We have limited cash on hand and will require additional capital to support strategic acquisitions and to fund our current business development plans. We may be unable to continue operations for the next 12 months if we are unable to generate revenues or obtain capital infusions by issuing equity or debt securities in exchange for cash. There can be no assurance that we will be able to secure additional funds in the future to stay in business. Our principal accountants have expressed substantial doubt about our ability to continue as a going concern because we have limited operations.
Our management anticipates the need to hire additional full or part-time employees over the next 12 months as we continue to increase our operations.

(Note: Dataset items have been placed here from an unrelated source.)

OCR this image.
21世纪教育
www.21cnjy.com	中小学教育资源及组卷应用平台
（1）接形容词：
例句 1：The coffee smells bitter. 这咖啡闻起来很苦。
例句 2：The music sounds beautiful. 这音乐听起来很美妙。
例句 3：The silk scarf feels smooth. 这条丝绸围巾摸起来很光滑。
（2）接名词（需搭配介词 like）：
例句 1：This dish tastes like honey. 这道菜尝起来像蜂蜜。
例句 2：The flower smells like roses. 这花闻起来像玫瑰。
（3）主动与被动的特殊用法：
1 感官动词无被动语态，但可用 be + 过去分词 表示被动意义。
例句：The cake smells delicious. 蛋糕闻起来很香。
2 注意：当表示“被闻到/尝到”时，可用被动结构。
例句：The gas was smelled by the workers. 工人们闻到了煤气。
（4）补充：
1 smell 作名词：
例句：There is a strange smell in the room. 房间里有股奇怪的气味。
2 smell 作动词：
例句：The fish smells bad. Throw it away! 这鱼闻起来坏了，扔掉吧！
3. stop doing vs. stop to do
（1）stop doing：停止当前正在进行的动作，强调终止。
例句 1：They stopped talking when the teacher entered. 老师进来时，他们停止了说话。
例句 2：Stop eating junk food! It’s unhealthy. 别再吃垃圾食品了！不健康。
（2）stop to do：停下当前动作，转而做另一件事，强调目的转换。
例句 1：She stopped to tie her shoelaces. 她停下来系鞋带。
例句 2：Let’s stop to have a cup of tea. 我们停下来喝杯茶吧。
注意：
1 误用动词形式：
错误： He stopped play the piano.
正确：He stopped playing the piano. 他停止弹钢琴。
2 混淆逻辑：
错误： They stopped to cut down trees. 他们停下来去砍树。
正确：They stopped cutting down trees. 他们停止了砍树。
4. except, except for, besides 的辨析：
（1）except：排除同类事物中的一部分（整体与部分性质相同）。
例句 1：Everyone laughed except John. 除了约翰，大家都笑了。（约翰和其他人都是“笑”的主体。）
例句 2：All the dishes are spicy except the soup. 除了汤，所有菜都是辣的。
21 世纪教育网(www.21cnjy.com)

At this time we believe that our operations are currently on a small scale that is manageable by our current staff. While we believe that the addition of employees is required over the next 12 months, we have retained two independent consultants and contractors to perform development related activities and market Internet related products and services we are currently developing.
Off Balance Sheet Arrangements
We currently have no off-balance sheet arrangements that have or are reasonably likely to have a current or future material effect on our financial condition, changes in financial condition, revenues or expenses, results of operations, liquidity, capital expenditures or capital resources.